Very high volatility
Volatility is a common term in the world of finance and refers to the degree and frequency of fluctuations in the price of a given asset. Thus, the more volatile an application, the greater the price variations, both upwards and downwards.
And most cryptocurrencies suffer from prices that go up and down at the pace of a roller coaster. Bitcoin itself demonstrates this: after a record surge in 2017, the following year, the most famous cryptocurrency faced a 70% drop , the worst in its history so far.
Lack of regulation
Most countries still do not have clear rules for buying and selling these digital assets and are still in their infancy about the ways in which they are going to do this. For those who are going to invest, such a scenario can be another source of insecurity and instability.
The lack of a central regulatory body for emissions and the risk to the financial system as a whole make many governments hesitant to set standards for transactions involving cryptocurrencies.
Financial bubble risk
Among the risks for the global financial system is the formation and subsequent collapse of a bubble involving cryptocurrencies.
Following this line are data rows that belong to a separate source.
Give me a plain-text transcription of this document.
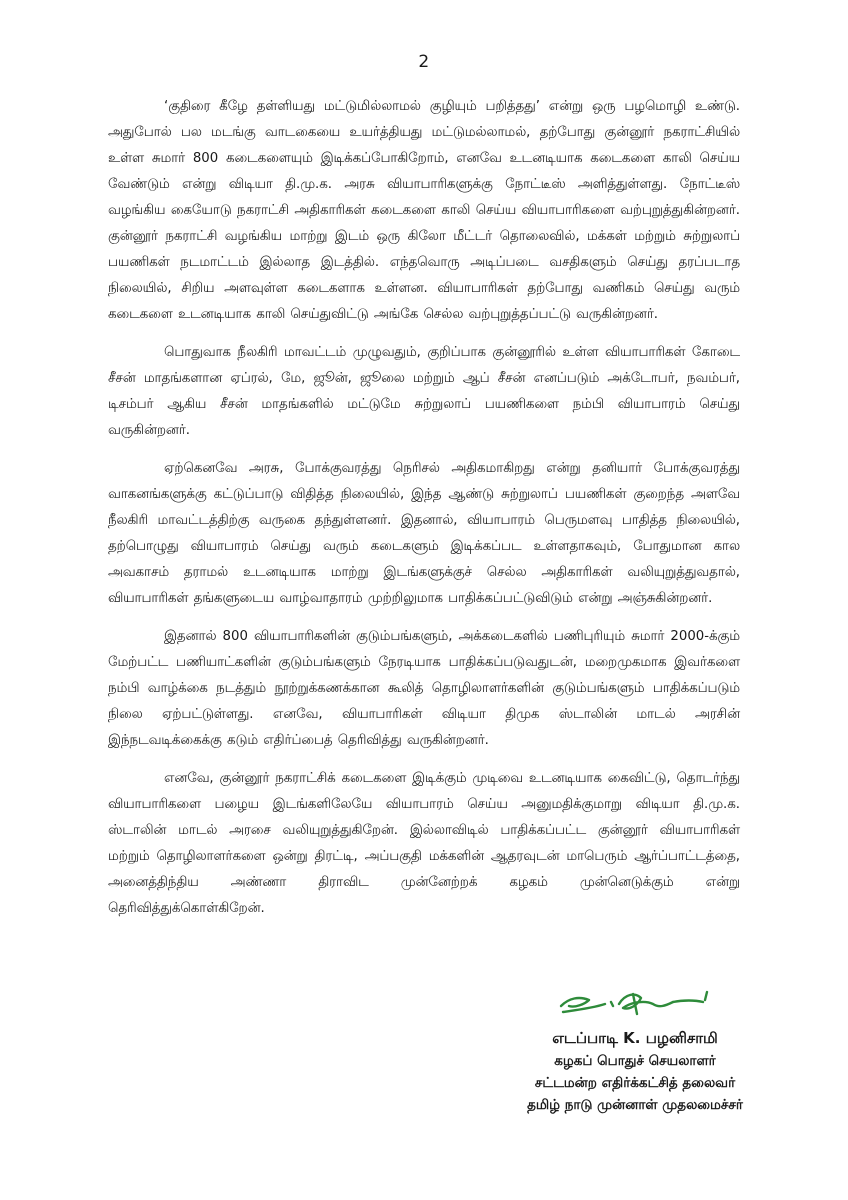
2

‘குதிரை கீழே தள்ளியது மட்டுமில்லாமல் குழியும் பறித்தது’ என்று ஒரு பழமொழி உண்டு. அதுபோல் பல மடங்கு வாடகையை உயர்த்தியது மட்டுமல்லாமல், தற்போது குன்னூர் நகராட்சியில் உள்ள சுமார் 800 கடைகளையும் இடிக்கப்போகிறோம், எனவே உடனடியாக கடைகளை காலி செய்ய வேண்டும் என்று விடியா தி.மு.க. அரசு வியாபாரிகளுக்கு நோட்டீஸ் அளித்துள்ளது. நோட்டீஸ் வழங்கிய கையோடு நகராட்சி அதிகாரிகள் கடைகளை காலி செய்ய வியாபாரிகளை வற்புறுத்துகின்றனர். குன்னூர் நகராட்சி வழங்கிய மாற்று இடம் ஒரு கிலோ மீட்டர் தொலைவில், மக்கள் மற்றும் சுற்றுலாப் பயணிகள் நடமாட்டம் இல்லாத இடத்தில். எந்தவொரு அடிப்படை வசதிகளும் செய்து தரப்படாத நிலையில், சிறிய அளவுள்ள கடைகளாக உள்ளன. வியாபாரிகள் தற்போது வணிகம் செய்து வரும் கடைகளை உடனடியாக காலி செய்துவிட்டு அங்கே செல்ல வற்புறுத்தப்பட்டு வருகின்றனர்.

பொதுவாக நீலகிரி மாவட்டம் முழுவதும், குறிப்பாக குன்னூரில் உள்ள வியாபாரிகள் கோடை சீசன் மாதங்களான ஏப்ரல், மே, ஜூன், ஜூலை மற்றும் ஆப் சீசன் எனப்படும் அக்டோபர், நவம்பர், டிசம்பர் ஆகிய சீசன் மாதங்களில் மட்டுமே சுற்றுலாப் பயணிகளை நம்பி வியாபாரம் செய்து வருகின்றனர்.

ஏற்கெனவே அரசு, போக்குவரத்து நெரிசல் அதிகமாகிறது என்று தனியார் போக்குவரத்து வாகனங்களுக்கு கட்டுப்பாடு விதித்த நிலையில், இந்த ஆண்டு சுற்றுலாப் பயணிகள் குறைந்த அளவே நீலகிரி மாவட்டத்திற்கு வருகை தந்துள்ளனர். இதனால், வியாபாரம் பெருமளவு பாதித்த நிலையில், தற்பொழுது வியாபாரம் செய்து வரும் கடைகளும் இடிக்கப்பட உள்ளதாகவும், போதுமான கால அவகாசம் தராமல் உடனடியாக மாற்று இடங்களுக்குச் செல்ல அதிகாரிகள் வலியுறுத்துவதால், வியாபாரிகள் தங்களுடைய வாழ்வாதாரம் முற்றிலுமாக பாதிக்கப்பட்டுவிடும் என்று அஞ்சுகின்றனர்.

இதனால் 800 வியாபாரிகளின் குடும்பங்களும், அக்கடைகளில் பணிபுரியும் சுமார் 2000-க்கும் மேற்பட்ட பணியாட்களின் குடும்பங்களும் நேரடியாக பாதிக்கப்படுவதுடன், மறைமுகமாக இவர்களை நம்பி வாழ்க்கை நடத்தும் நூற்றுக்கணக்கான கூலித் தொழிலாளர்களின் குடும்பங்களும் பாதிக்கப்படும் நிலை ஏற்பட்டுள்ளது. எனவே, வியாபாரிகள் விடியா திமுக ஸ்டாலின் மாடல் அரசின் இந்நடவடிக்கைக்கு கடும் எதிர்ப்பைத் தெரிவித்து வருகின்றனர்.

எனவே, குன்னூர் நகராட்சிக் கடைகளை இடிக்கும் முடிவை உடனடியாக கைவிட்டு, தொடர்ந்து வியாபாரிகளை பழைய இடங்களிலேயே வியாபாரம் செய்ய அனுமதிக்குமாறு விடியா தி.மு.க. ஸ்டாலின் மாடல் அரசை வலியுறுத்துகிறேன். இல்லாவிடில் பாதிக்கப்பட்ட குன்னூர் வியாபாரிகள் மற்றும் தொழிலாளர்களை ஒன்று திரட்டி, அப்பகுதி மக்களின் ஆதரவுடன் மாபெரும் ஆர்ப்பாட்டத்தை, அனைத்திந்திய அண்ணா திராவிட முன்னேற்றக் கழகம் முன்னெடுக்கும் என்று தெரிவித்துக்கொள்கிறேன்.

எடப்பாடி K. பழனிசாமி

கழகப் பொதுச் செயலாளர்

சட்டமன்ற எதிர்க்கட்சித் தலைவர்

தமிழ் நாடு முன்னாள் முதலமைச்சர்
It is not uncommon to find specialists pointing out that the constant appreciation of these assets is artificial and a sign of a bubble that is inflating.
Bubbles form when the value of a certain investment deviates from what would be a real value. When that happens, many people seek this investment at the same time, until something breaks this circle of appreciation, bursts the bubble and causes damage to most of those involved.
Restrictions in some countries
Not least, many countries not only fail to regulate cryptocurrencies but also impose restrictions on their circulation, preventing transactions using digital resources of this type. The Central Bank of China , for example, prohibited the country’s financial institutions from recognizing and authorizing businesses based on this virtual money.
Lack of ballast
Cryptocurrencies have nothing in the real world to guarantee their value. In economic parlance, this means that they have no ballast. It is exactly the opposite of what happens with conventional currencies: when issued by a Central Bank, the money is backed by the country’s monetary policy, its debt capacity or even the economic activity of that nation.